Good morning,
I have a data set for different patients and mutated genes in two conditions (recurrence and T0). What I want to compare is if the genes are more frequent at recurrence or T0. I am not considering expression, type of mutation etc. Eg:
# Example data frame
gene_counts <- data.frame(
gene = c("A", "B", "C", "N", "T", "X", "Y", "Z"),
Recurrence = c(10, 5, 0, 100, 1, 0, 1, 0),
T0 = c(50, 10, 4, 150, 0, 1, 0, 1)
)
Now, my question for asses this comparison is, should I check for frequencies to define the type of test (F-fisher or Chi) basedon the frequencies as follow:
# Function to perform the appropriate test based on counts
perform_test <- function(recurrence, t0) {
contingency_table <- matrix(c(recurrence, t0, sum(gene_counts$Recurrence) - recurrence, sum(gene_counts$T0) - t0), nrow = 2)
if (any(contingency_table < 5)) {
# Use Fisher's test if counts are low
p.value <- fisher.test(contingency_table)$p.value
} else {
# Use Chi-square test otherwise
p.value <- chisq.test(contingency_table)$p.value
}
return(p.value)
}
# Apply test for each gene
gene_counts <- gene_counts %>%
rowwise() %>%
mutate(p_value = perform_test(Recurrence, T0)) %>%
ungroup()
gene_counts <- gene_counts %>%
mutate(adj_p_value = p.adjust(p_value, method = "BH"))

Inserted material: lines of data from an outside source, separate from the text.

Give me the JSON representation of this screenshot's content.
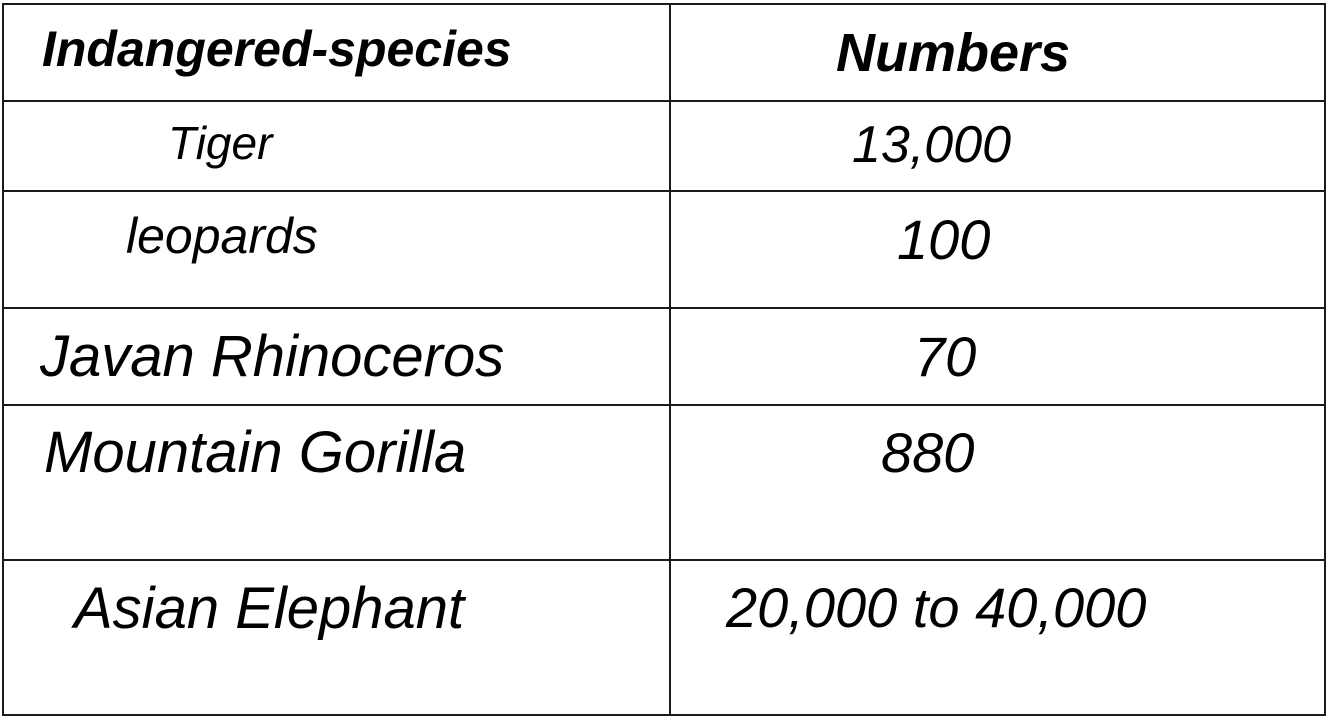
{
  "chart_data": {
    "type": "table",
    "columns": [
      "Indangered-species",
      "Numbers"
    ],
    "rows": [
      {
        "species": "Tiger",
        "number": "13,000"
      },
      {
        "species": "leopards",
        "number": "100"
      },
      {
        "species": "Javan Rhinoceros",
        "number": "70"
      },
      {
        "species": "Mountain Gorilla",
        "number": "880"
      },
      {
        "species": "Asian Elephant",
        "number": "20,000 to 40,000"
      }
    ]
  }
}
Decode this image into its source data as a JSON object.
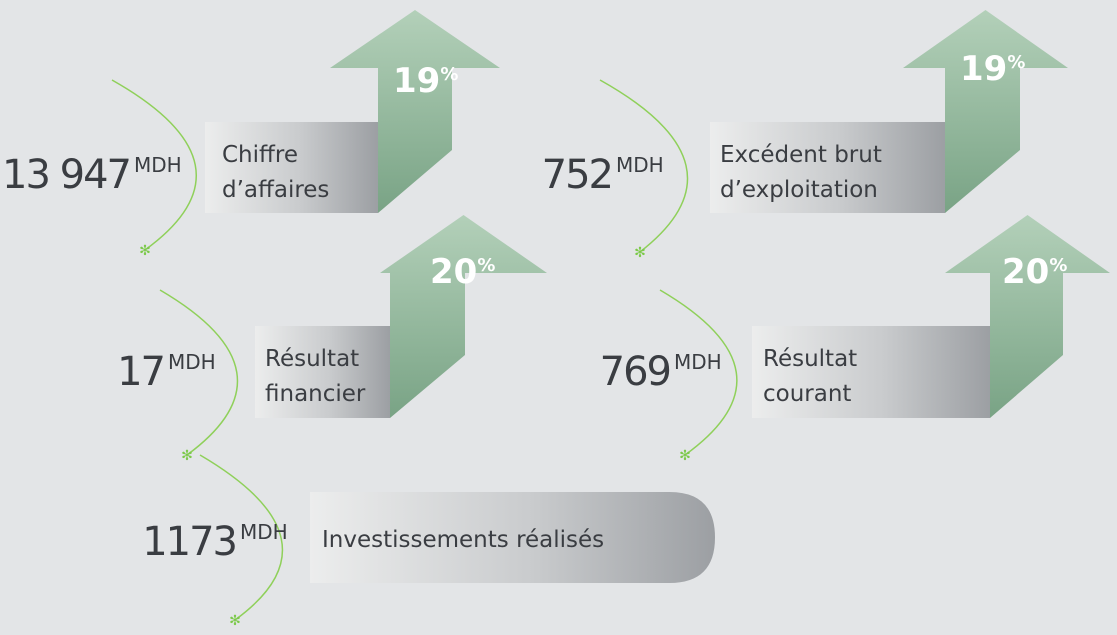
{
  "items": [
    {
      "value": "13 947",
      "unit": "MDH",
      "label": [
        "Chiffre",
        "d’affaires"
      ],
      "growth": "19",
      "growth_unit": "%"
    },
    {
      "value": "752",
      "unit": "MDH",
      "label": [
        "Excédent brut",
        "d’exploitation"
      ],
      "growth": "19",
      "growth_unit": "%"
    },
    {
      "value": "17",
      "unit": "MDH",
      "label": [
        "Résultat",
        "financier"
      ],
      "growth": "20",
      "growth_unit": "%"
    },
    {
      "value": "769",
      "unit": "MDH",
      "label": [
        "Résultat",
        "courant"
      ],
      "growth": "20",
      "growth_unit": "%"
    },
    {
      "value": "1173",
      "unit": "MDH",
      "label": [
        "Investissements réalisés"
      ]
    }
  ]
}
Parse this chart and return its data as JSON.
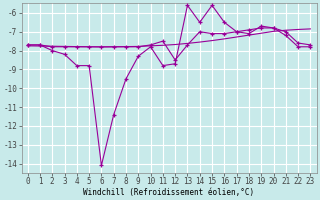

Or is there any other more straight forward way to do this? e.g is there a good practice or standardised statistical test for this approach rather than to check every case?
P.S Not all the genes are necessarily present in all the samples
Thank you!!!
rvtest ? http://zhanxw.github.io/rvtests/
skat ? skat-o ? https://cran.r-project.org/web/packages/SKAT/SKAT.pdf
regenie ? https://rgcgithub.github.io/regenie/
Those are really good tools, however, I am not sure if suitable for my approach? As what I have is the counts per gene per condition within a population, not directly related with specific mutations. Would a permutation test be beneficial in this case?
yes, I'm not a specialist, but I think the tools above don't use the specific variations, just looking how many people in case/control population have least one zero rare allele (missense...) in a gene.
Thank you, The idea for this is just to compare if there are differences in the frequency of a mutated gene in a population at two different time points. I am struggle try to find the best model to do this comparison... Hopefully someone here might have more experience!